I veleni Cgil mettono a rischio il contratto dei bancari

I veleni Cgil mettono a rischio il contratto dei bancari

Il contratto dei bancari, invidiato da generazioni di italiani, rischia di diventare solamente un ricordo. Di finire disciolto nella resa dei conti che ribolle in seno alla Fisac-Cgil a tre mesi dal rinnovo dell’accordo raggiunto tra l’Abi e i sindacati di categoria: la Fabi e le «confederali» Fiba, Uilca e appunto la Fisac. A mettere a repentaglio l’impalcatura definita con la squadra di Francesco Micheli, è lo scontro in atto tra la maggioranza riformista delle tute rosse del credito che esprime il segretario generale Agostino Megale, legato a Susanna Camusso, e l’ala più radicale. Che, dopo aver osteggiato Megale in Direttivo e appiccato focolai di protesta a Napoli in seno a Intesa Sanpaolo e al gruppo Monte Paschi, si sta infatti opponendo alla firma del contratto nazionale nelle centinaia di assemblee che si susseguiranno in tutta Italia fino a lunedì 9 aprile per raccogliere l’opinione dei 340mila bancari italiani. A guidare l’assalto è Domenico Moccia che, dopo essere stato al vertice della Fisac - quando a reggere le Cgil era Gugliemo Epifani - ha fondato la corrente la «Cgil che vogliamo», contro l’ascesa di Susanna Camusso, delfina dello stesso Epifani.
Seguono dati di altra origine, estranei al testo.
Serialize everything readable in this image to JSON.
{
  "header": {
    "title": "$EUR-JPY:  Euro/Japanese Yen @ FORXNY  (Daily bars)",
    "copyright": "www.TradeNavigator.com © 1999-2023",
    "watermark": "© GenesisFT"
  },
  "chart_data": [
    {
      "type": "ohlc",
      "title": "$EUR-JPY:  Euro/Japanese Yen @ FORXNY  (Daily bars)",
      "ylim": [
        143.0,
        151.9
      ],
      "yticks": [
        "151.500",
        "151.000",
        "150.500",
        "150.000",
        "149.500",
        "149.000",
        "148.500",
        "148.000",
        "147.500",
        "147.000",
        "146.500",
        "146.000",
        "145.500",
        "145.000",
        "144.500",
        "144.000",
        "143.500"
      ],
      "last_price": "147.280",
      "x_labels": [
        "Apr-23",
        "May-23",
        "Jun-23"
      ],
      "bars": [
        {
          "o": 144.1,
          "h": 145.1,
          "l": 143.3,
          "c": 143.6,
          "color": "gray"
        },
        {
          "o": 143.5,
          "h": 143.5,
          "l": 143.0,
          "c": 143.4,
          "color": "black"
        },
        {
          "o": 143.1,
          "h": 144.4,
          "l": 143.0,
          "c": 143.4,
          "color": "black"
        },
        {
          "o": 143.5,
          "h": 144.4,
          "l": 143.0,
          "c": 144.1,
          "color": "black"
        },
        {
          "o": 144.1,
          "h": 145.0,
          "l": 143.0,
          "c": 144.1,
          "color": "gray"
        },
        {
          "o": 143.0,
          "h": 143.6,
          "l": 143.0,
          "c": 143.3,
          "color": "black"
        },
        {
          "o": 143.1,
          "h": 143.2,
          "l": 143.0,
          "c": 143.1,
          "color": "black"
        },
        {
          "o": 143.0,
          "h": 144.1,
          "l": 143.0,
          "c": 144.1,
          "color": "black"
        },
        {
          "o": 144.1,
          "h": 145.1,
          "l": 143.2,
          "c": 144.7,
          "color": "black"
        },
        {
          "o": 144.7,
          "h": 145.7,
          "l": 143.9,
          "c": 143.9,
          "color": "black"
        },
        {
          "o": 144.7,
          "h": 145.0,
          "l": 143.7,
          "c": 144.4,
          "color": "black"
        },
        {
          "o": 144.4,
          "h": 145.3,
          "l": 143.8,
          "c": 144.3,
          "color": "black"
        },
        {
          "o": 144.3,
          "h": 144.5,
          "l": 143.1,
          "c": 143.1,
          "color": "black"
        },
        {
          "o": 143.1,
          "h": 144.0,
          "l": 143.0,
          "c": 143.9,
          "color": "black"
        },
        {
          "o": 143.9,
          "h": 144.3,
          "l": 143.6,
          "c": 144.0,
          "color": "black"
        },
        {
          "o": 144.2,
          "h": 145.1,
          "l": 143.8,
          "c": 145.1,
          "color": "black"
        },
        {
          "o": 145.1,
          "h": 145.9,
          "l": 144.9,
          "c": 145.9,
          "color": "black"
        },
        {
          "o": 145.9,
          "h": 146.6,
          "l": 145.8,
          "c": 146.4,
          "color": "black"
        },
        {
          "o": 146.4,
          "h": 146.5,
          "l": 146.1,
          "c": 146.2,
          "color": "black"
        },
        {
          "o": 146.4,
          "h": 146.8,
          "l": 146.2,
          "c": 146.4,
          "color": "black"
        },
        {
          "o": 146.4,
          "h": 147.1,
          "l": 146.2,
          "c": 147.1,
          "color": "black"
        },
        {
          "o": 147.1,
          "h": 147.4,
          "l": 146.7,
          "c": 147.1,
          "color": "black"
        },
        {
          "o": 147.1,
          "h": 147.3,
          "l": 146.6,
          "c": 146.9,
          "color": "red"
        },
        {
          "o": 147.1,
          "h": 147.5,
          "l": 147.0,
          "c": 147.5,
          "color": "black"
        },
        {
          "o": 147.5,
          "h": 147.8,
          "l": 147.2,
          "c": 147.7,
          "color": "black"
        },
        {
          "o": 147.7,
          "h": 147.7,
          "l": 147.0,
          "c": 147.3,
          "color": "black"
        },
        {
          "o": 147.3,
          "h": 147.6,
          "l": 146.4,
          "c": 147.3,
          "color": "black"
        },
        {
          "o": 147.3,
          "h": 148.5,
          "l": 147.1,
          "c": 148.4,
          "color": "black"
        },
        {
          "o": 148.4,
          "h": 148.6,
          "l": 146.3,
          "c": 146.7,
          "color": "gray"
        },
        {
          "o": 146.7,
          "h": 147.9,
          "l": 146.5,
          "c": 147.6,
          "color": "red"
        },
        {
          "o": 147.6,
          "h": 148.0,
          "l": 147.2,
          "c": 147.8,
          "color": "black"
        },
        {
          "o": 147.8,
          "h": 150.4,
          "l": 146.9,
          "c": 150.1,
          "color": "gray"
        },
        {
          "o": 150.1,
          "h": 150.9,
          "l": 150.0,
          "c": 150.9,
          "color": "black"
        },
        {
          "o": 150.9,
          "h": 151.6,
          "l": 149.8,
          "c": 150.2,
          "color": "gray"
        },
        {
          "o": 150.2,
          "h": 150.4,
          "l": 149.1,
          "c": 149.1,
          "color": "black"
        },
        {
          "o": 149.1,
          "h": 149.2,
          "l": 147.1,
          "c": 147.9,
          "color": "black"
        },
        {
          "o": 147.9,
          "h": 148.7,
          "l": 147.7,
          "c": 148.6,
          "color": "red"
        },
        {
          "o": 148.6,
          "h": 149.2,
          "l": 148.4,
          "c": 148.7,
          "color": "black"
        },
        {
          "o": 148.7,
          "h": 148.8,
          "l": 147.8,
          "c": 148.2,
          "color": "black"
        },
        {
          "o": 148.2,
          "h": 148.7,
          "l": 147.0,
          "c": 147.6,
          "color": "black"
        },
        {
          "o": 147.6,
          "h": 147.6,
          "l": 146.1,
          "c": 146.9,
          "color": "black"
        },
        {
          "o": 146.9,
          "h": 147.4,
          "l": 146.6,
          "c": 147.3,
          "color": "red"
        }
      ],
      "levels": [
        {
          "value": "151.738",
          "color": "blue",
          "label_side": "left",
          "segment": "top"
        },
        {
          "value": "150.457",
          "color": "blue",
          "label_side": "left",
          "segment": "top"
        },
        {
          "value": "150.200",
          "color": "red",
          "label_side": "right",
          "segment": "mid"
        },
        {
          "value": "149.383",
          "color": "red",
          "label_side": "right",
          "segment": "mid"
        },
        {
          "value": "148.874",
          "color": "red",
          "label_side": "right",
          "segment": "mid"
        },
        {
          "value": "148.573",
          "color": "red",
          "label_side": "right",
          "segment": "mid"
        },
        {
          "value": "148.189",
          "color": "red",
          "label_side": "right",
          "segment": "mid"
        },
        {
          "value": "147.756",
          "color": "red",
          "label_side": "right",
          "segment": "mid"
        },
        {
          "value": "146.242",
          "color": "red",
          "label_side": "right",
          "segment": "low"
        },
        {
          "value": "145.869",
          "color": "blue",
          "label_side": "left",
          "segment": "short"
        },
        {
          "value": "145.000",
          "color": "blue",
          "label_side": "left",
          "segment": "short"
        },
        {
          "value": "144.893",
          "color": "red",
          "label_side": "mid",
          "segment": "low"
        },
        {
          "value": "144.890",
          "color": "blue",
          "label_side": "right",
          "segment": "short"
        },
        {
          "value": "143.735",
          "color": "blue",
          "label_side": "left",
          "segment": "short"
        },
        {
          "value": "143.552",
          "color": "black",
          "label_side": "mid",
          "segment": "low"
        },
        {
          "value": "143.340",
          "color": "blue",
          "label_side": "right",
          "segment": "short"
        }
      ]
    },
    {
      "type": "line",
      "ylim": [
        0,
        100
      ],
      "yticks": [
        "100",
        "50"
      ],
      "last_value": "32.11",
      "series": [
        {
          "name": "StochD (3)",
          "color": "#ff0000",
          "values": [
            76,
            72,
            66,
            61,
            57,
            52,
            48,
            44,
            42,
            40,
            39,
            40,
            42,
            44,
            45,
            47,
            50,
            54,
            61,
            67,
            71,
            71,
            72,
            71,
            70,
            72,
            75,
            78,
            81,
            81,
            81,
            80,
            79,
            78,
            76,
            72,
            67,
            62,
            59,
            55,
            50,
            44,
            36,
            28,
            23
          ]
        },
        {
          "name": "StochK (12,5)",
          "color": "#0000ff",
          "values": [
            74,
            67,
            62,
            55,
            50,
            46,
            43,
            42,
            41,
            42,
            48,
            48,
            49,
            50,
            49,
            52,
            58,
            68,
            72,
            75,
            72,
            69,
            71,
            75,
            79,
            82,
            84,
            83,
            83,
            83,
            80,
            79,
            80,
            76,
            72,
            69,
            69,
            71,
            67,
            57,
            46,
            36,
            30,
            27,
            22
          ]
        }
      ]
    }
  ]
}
Quasi un «partito» interno a Corso Italia che, stando a quanto si dice, muoverebbe in simbiosi con la Fiom di Maurizio Landini e con gli elementi oltranzisti del Pd con l’obiettivo di dare vita a un nuovo «Fronte del no», simpatizzante con i No-Tav.
In sostanza un trampolino che potrebbe assegnare a Moccia nuova forza per combattare Megale e passare poi all’incasso come leader della minoranza interna Cgil: più dissenso crea, più forza contrattuale ottiene. Moccia, che da qualche mese ha scelto la pensione, sul proprio sito Internet sostiene che la proposta di contratto in discussione è da respingere perché insoddisfacente, e rimarca come non resti che «piangere». I sindacati del credito sono invece convinti che la base approverà l’accordo raggiunto. In ogni caso, stando a quanto è possibile prevedere, difficilmente gli operai tessili o metalmeccanici riusciranno ad avvicinarsi ai 170 euro di aumento strappati a regime dai bancari, malgrado una crisi del sistema tanto profonda da costringere i maggiori gruppi creditizi a chiudere in rosso il 2011 sotto il peso delle svalutazioni. Il contratto pone inoltre le basi, con il neonato fondo per l’occupazione, per assumere 25mila giovani, grazie anche al contributo dei dirigenti e dei top manager dei singoli gruppi, spronati dal presidente dell’Abi Giuseppe Mussari a retrocedere il 4% della propria retribuzione fissa. Cui si aggiungono le misure per riportare in seno alla categoria, pur con un minimo decurtato del 20% per quattro anni, le «lavorazioni» prima esternalizzate.
Senza contare che se la base respingesse l’accordo raggiunto, l’Abi potrebbe decidere di non sedersi più al tavolo negoziale, demandando ogni trattativa alle singole banche sul «modello Marchionne».

A quel punto non ci sarebbe più tutela nazionale, come peraltro vorrebbero alcuni istituti così da azzerare gli inquadramenti, rivedere le norme contrattuali sulla mobilità e sui trasferimenti e applicare tabelle economiche più basse.